Its hard to know where to start. If you have brown skin and have been just about anywhere you will know why. Its different for everyone abroad and for everyone abroad the interactions you have may be better or worse depending on those taboo topics like your gender, the gender of the people you date, your religion, the color of your hair, skin, and eyes.
I have brown skin, brown hair, and brown eyes. A monochromatic depiction of a half white half black American. And in America this has its pros and cons. I am somehow both integrated by both white people and black and yet fully accepted by neither. I am targeted by the extreme stereotypes of both races yet am a prime candidate to overcome them and prove the agent group wrong. At face value, I have a seemingly ambiguous ethnic origin and this makes me both exotic but also foreign. The list goes on. But the fact is that these are realities I have recognized and learned to accept over the course of twenty years. These are the realities that I have come to understand and what I understand is this: I look different. And I'm okay with that.
Being abroad every individual regardless of background must re-confront themselves, their thoughts, their opinions, their beliefs. I have spent nearly a third of my life abroad, and so assumed that after five years of childhood in Mali, a year of living in Egypt during the Revolution, three months in Jordan, back to Cairo and topped off by a short summer in Germany, Paris would be a cultural-adaptivity joyride--a breeze. This has not been the case.
An evening spent with an unfortunate group has strained the limits of my tolerance and has me edging towards an unfair prejudice against French people. I hope to let it pass, in the same way that I hope others forgive and forget their perceptions of Americans when they meet me. However, the inexcusable conversation, in brief:
My friend and I are standing outside of a bar in a large group of French kids, about our age. We came with three boys. They introduce us to their friends. One of them asks me what nationality I am. I respond American. He looks at me as if I have just slapped him in the face and asks again. Again, I answer American, this time adding that if he would like to know my ethnic background, he should ask. He doesn't seem to understand the difference between the two, despite speaking perfect, unaccented American, but to humor me asks my ethnic background. I say half black half white. Again, I receive another stare of disapproval and disbelief. He tells me that I cannot possibly be American. I tell him that both of my parents are American. He calls me a liar. My friend attempts to divert the conversation but at this point all seven sets of eyes are on me. The boy asks where my parents parents are from and then their parents. All American, I respond. His friend steps in and says frankly, "She's American. Half n***er." I tell him I don't use that word and that in America a lot of people would find it offensive, especially when used by someone they don't know. The conversation devolves to him explaining that he is one quarter black American and he lived for 2 months in Chicago, so its OK. I tell him that's fine if he wants to use it in his own friend group but that I find it offensive, so he shouldn't use it around me. I then am attacked on all fronts by 5 white French boys and one one-quarter black American, three-quarter white French boy all who attempt to convince me that I am wrong and they are right and that I shouldn't find the word offensive. This lasted all of five minutes, because at that point I realized I was arguing with walls, and dumb ones at that. So I leave.
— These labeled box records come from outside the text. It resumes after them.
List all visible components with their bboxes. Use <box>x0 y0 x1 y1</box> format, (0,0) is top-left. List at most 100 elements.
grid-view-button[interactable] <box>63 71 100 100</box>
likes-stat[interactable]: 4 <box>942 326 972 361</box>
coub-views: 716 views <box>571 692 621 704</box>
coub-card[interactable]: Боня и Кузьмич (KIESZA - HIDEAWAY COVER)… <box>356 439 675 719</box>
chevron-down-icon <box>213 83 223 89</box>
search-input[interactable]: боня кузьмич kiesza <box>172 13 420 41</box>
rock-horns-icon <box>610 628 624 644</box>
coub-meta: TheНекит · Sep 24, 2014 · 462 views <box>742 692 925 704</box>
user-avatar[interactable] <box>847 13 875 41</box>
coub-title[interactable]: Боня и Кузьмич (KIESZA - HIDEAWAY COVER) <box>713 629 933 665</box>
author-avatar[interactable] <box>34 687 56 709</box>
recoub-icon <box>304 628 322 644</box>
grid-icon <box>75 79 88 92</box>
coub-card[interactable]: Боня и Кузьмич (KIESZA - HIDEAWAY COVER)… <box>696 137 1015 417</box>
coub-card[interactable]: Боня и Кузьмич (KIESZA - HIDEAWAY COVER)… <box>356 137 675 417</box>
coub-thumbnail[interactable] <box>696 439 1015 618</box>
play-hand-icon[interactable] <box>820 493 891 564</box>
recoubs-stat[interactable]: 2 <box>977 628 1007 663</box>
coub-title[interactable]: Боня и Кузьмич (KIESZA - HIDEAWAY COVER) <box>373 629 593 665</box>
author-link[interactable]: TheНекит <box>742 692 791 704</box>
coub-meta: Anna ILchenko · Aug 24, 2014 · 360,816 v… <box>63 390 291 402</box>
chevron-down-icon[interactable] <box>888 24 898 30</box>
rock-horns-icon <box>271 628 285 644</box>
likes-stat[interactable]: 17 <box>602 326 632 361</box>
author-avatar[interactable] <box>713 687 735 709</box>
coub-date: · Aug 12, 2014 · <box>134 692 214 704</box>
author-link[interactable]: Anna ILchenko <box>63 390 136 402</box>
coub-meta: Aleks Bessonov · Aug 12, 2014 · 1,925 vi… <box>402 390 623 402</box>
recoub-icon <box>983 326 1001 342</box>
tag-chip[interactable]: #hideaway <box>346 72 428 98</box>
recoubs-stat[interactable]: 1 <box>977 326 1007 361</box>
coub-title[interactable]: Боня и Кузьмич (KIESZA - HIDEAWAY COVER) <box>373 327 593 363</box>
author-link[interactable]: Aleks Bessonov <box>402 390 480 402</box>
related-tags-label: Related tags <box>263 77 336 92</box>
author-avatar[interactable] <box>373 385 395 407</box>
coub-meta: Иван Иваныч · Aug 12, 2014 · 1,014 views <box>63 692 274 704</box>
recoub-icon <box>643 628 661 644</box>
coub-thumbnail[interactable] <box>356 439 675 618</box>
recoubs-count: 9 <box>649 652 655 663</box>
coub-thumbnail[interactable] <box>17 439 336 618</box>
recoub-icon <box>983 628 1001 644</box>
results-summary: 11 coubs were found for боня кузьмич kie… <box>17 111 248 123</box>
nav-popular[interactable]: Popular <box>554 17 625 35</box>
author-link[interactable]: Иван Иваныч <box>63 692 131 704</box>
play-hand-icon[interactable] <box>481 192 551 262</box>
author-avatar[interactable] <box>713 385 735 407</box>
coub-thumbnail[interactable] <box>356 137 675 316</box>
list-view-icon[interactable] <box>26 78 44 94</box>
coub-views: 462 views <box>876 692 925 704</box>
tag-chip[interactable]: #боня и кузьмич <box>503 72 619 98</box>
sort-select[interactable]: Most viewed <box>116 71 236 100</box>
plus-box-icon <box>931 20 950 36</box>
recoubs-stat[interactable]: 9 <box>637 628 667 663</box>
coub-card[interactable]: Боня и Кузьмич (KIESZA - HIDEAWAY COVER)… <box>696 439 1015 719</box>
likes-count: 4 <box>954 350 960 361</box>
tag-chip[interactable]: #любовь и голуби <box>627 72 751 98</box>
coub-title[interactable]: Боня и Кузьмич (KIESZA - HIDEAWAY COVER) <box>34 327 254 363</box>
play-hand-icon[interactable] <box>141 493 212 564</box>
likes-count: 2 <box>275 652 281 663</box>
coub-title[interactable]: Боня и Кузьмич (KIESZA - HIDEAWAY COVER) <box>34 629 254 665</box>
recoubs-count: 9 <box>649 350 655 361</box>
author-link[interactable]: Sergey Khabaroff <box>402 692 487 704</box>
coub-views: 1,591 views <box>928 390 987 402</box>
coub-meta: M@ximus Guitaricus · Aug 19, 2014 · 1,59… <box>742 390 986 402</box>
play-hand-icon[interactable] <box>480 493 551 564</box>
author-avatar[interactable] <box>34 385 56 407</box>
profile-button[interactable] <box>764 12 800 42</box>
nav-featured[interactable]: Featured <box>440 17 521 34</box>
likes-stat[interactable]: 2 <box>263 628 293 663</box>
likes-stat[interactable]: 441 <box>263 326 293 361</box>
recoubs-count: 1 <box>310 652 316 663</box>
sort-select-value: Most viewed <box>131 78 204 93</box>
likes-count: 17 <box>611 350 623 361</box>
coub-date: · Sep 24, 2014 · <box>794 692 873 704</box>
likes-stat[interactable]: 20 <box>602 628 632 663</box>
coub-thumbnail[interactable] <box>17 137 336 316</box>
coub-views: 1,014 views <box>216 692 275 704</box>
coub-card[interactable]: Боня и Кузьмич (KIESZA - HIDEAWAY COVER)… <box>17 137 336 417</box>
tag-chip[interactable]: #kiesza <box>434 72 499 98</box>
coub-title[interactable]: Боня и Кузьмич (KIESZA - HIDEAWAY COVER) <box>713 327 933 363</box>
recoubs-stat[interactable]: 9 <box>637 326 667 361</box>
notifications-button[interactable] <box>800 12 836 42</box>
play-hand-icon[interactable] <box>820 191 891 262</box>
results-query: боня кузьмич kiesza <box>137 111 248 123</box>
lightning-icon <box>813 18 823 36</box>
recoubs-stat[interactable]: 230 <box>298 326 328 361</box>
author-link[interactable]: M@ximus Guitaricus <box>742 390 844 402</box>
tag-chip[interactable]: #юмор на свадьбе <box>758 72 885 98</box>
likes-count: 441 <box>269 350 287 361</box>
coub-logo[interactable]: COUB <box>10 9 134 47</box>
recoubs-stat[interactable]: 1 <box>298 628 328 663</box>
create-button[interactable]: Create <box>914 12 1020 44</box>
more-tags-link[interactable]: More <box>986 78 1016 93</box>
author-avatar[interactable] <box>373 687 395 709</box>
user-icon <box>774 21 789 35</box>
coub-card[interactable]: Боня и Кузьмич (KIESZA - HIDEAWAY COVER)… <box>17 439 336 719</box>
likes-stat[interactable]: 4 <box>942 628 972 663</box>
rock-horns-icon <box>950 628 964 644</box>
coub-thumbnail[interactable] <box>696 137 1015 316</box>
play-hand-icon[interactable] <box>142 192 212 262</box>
I understand that these experiences can happen anywhere, and that being abroad I should expect to encounter these types of things. I just can't help but wonder how and why a group of well educated, young, progressive French people can't seem to exhibit any type of tolerance whatsoever, nor form any semblance of a coherent argument in the presence of disagreement. This is the most thick-skulled and rude I've ever seen, and I have been places opened my eyes and really truly seen.
And I'm disappointed. And will try to be optimistic. Tomorrow. But in all of the places I've been and all of the people I've met and gotten to know and enjoyed knowing, I am content for now to say that I like French people the least.